In the ever expanding brewhead of HESO Magazine’s Beer of the Year of the Beer, we present (as if you didn’t already know and weren’t already awkwardly tilting one back) Pauwel Kwak, or just Kwak to his friends.
Named after an apocryphal 18th-century innkeeper and brewer, Pauwel Kwak, Kwak is an amber ale that is served in a particularly distinctive branded glass–basically a scientist’s lab beaker, stood upright in a wooden stand for easy to grab-and-drink-ness.
Brouwerij Bosteels is a brewery founded in 1791 in Buggenhout, Belgium, which brews three beers: Tripel Karmeliet, DeuS, and Pauwel Kwak, here served in its traditional glass. The brewery claims the glass was designed by Kwak the innkeeper for coachmen who would stop at his coaching tavern and brewery named “De Hoorn”, but weren’t allowed to go in for a drink. The wooden stand stabilized the horsemen’s ability to drink and drive a team of horses on potholed old European dirt roads. Somewhere along the dusty road of history it fell from the carriage of man’s achievements and was forgotten. Until roughly 1980, when it was rediscovered and brought back into the fold of history’s favored children’s favorite beer-drinking devices. It’s carnival-esque for sure, but as far as Amber Ales go, Kwak is one of the best.
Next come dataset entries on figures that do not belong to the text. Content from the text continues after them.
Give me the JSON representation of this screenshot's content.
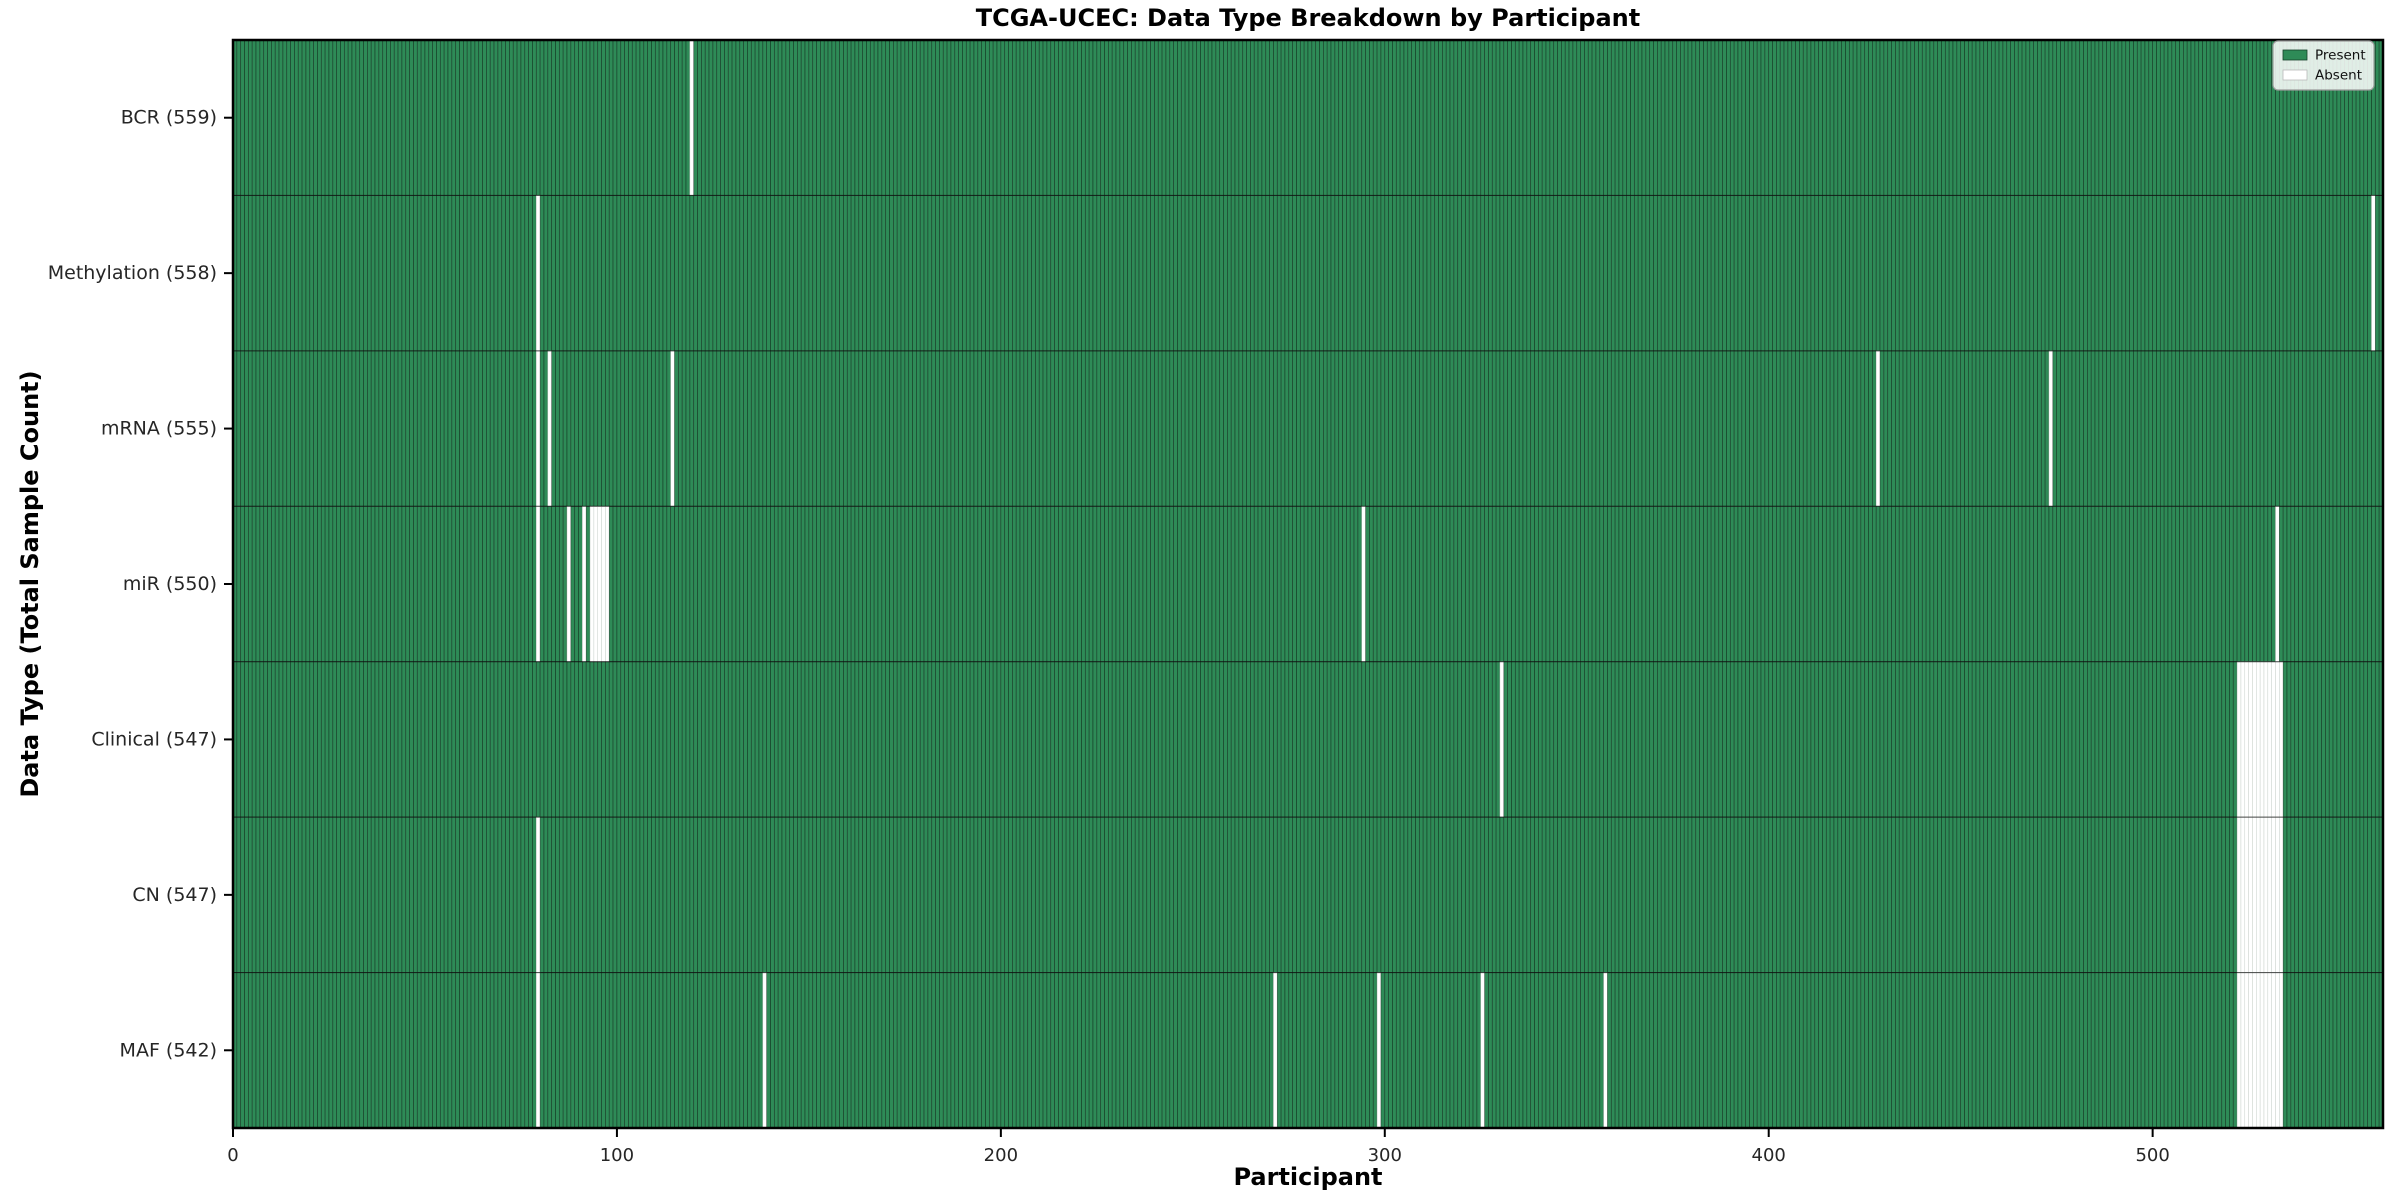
{
  "chart_data": {
    "type": "heatmap",
    "title": "TCGA-UCEC: Data Type Breakdown by Participant",
    "xlabel": "Participant",
    "ylabel": "Data Type (Total Sample Count)",
    "x_ticks": [
      0,
      100,
      200,
      300,
      400,
      500
    ],
    "x_range": [
      0,
      560
    ],
    "n_participants": 560,
    "grid": false,
    "legend": {
      "position": "upper right",
      "items": [
        {
          "label": "Present",
          "color": "#2e8b57"
        },
        {
          "label": "Absent",
          "color": "#ffffff"
        }
      ]
    },
    "colors": {
      "present": "#2e8b57",
      "absent": "#ffffff",
      "cell_edge": "#000000",
      "absent_edge": "#c4cdc6",
      "spine": "#000000",
      "tick_label": "#262626",
      "legend_border": "#9a9a9a"
    },
    "rows": [
      {
        "data_type": "BCR",
        "label": "BCR (559)",
        "present_count": 559,
        "absent_participants": [
          119
        ]
      },
      {
        "data_type": "Methylation",
        "label": "Methylation (558)",
        "present_count": 558,
        "absent_participants": [
          79,
          557
        ]
      },
      {
        "data_type": "mRNA",
        "label": "mRNA (555)",
        "present_count": 555,
        "absent_participants": [
          79,
          82,
          114,
          428,
          473
        ]
      },
      {
        "data_type": "miR",
        "label": "miR (550)",
        "present_count": 550,
        "absent_participants": [
          79,
          87,
          91,
          93,
          94,
          95,
          96,
          97,
          294,
          532
        ]
      },
      {
        "data_type": "Clinical",
        "label": "Clinical (547)",
        "present_count": 547,
        "absent_participants": [
          330,
          522,
          523,
          524,
          525,
          526,
          527,
          528,
          529,
          530,
          531,
          532,
          533
        ]
      },
      {
        "data_type": "CN",
        "label": "CN (547)",
        "present_count": 547,
        "absent_participants": [
          79,
          522,
          523,
          524,
          525,
          526,
          527,
          528,
          529,
          530,
          531,
          532,
          533
        ]
      },
      {
        "data_type": "MAF",
        "label": "MAF (542)",
        "present_count": 542,
        "absent_participants": [
          79,
          138,
          271,
          298,
          325,
          357,
          522,
          523,
          524,
          525,
          526,
          527,
          528,
          529,
          530,
          531,
          532,
          533
        ]
      }
    ]
  }
}
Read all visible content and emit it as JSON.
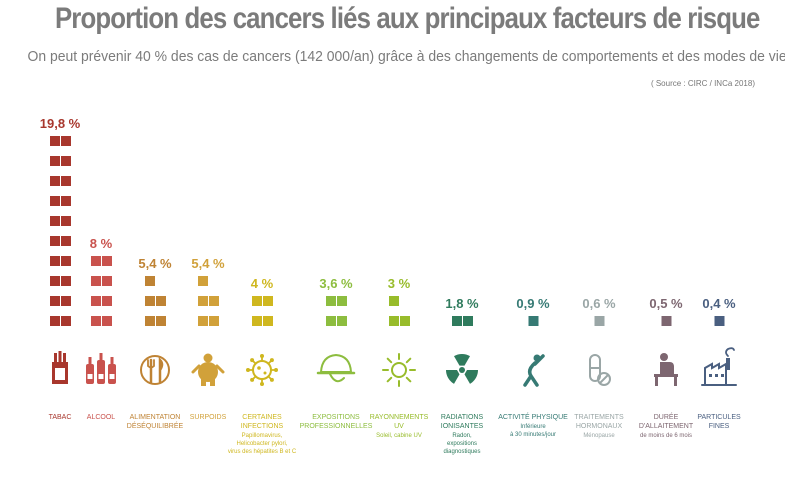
{
  "header": {
    "title": "Proportion des cancers liés aux principaux facteurs de risque",
    "subtitle": "On peut prévenir 40 % des cas de cancers (142 000/an) grâce à des changements de comportements et des modes de vie",
    "source": "( Source : CIRC / INCa 2018)"
  },
  "chart_data": {
    "type": "bar",
    "title": "Proportion des cancers liés aux principaux facteurs de risque",
    "unit": "%",
    "ylim": [
      0,
      19.8
    ],
    "categories": [
      {
        "label_lines": [
          "TABAC"
        ],
        "sub_lines": [],
        "value": 19.8,
        "value_label": "19,8 %",
        "color": "#a8372d",
        "icon": "cigarettes-icon"
      },
      {
        "label_lines": [
          "ALCOOL"
        ],
        "sub_lines": [],
        "value": 8,
        "value_label": "8 %",
        "color": "#c9524d",
        "icon": "bottles-icon"
      },
      {
        "label_lines": [
          "ALIMENTATION",
          "DÉSÉQUILIBRÉE"
        ],
        "sub_lines": [],
        "value": 5.4,
        "value_label": "5,4 %",
        "color": "#bf8334",
        "icon": "fork-knife-icon"
      },
      {
        "label_lines": [
          "SURPOIDS"
        ],
        "sub_lines": [],
        "value": 5.4,
        "value_label": "5,4 %",
        "color": "#d1a13a",
        "icon": "person-overweight-icon"
      },
      {
        "label_lines": [
          "CERTAINES",
          "INFECTIONS"
        ],
        "sub_lines": [
          "Papillomavirus,",
          "Helicobacter pylori,",
          "virus des hépatites B et C"
        ],
        "value": 4,
        "value_label": "4 %",
        "color": "#cfb71f",
        "icon": "virus-icon"
      },
      {
        "label_lines": [
          "EXPOSITIONS",
          "PROFESSIONNELLES"
        ],
        "sub_lines": [],
        "value": 3.6,
        "value_label": "3,6 %",
        "color": "#8dbd3f",
        "icon": "hard-hat-icon"
      },
      {
        "label_lines": [
          "RAYONNEMENTS",
          "UV"
        ],
        "sub_lines": [
          "Soleil, cabine UV"
        ],
        "value": 3,
        "value_label": "3 %",
        "color": "#98bc2b",
        "icon": "sun-icon"
      },
      {
        "label_lines": [
          "RADIATIONS",
          "IONISANTES"
        ],
        "sub_lines": [
          "Radon,",
          "expositions",
          "diagnostiques"
        ],
        "value": 1.8,
        "value_label": "1,8 %",
        "color": "#2f7b5d",
        "icon": "radiation-icon"
      },
      {
        "label_lines": [
          "ACTIVITÉ PHYSIQUE"
        ],
        "sub_lines": [
          "Inférieure",
          "à 30 minutes/jour"
        ],
        "value": 0.9,
        "value_label": "0,9 %",
        "color": "#367a74",
        "icon": "stretching-person-icon"
      },
      {
        "label_lines": [
          "TRAITEMENTS",
          "HORMONAUX"
        ],
        "sub_lines": [
          "Ménopause"
        ],
        "value": 0.6,
        "value_label": "0,6 %",
        "color": "#9aa6a6",
        "icon": "pills-icon"
      },
      {
        "label_lines": [
          "DURÉE",
          "D'ALLAITEMENT"
        ],
        "sub_lines": [
          "de moins de 6 mois"
        ],
        "value": 0.5,
        "value_label": "0,5 %",
        "color": "#7d6670",
        "icon": "breastfeeding-icon"
      },
      {
        "label_lines": [
          "PARTICULES",
          "FINES"
        ],
        "sub_lines": [],
        "value": 0.4,
        "value_label": "0,4 %",
        "color": "#4a5f80",
        "icon": "factory-icon"
      }
    ]
  }
}
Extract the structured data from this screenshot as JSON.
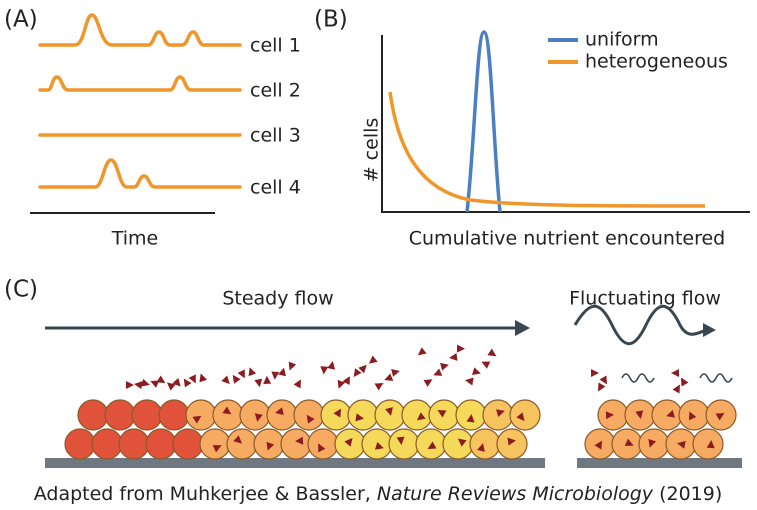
{
  "panels": {
    "a": {
      "label": "(A)",
      "cells": [
        "cell 1",
        "cell 2",
        "cell 3",
        "cell 4"
      ],
      "x_label": "Time"
    },
    "b": {
      "label": "(B)",
      "y_label": "# cells",
      "x_label": "Cumulative nutrient encountered",
      "legend": [
        "uniform",
        "heterogeneous"
      ]
    },
    "c": {
      "label": "(C)",
      "steady": "Steady flow",
      "fluctuating": "Fluctuating flow"
    }
  },
  "caption": {
    "prefix": "Adapted from Muhkerjee & Bassler, ",
    "journal": "Nature Reviews Microbiology",
    "suffix": " (2019)"
  }
}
The typical Belgian ale is a heady brew with an initial appearance that can foam up a puffy white head quickly upon opening and should solidify into a good inch or two of good mouthfeel as the deep amber colored ale issues forth. Many Belgian brews are spiced, coriander being a favorite herb and Kwak has a strong malty, sweet aroma. With both a hoppy and fruity spice to its medium body, the carmely taste doesn’t overpower, but fades nicely, if a bit dryly, replaced with nothing overly bitter, as Orval tends to do. The drinkability is overwhelmingly positive, but at 8.4abv, wouldn’t suggest more than one 75 cl bottle, even if you need something to help swallow the whole Kwak story.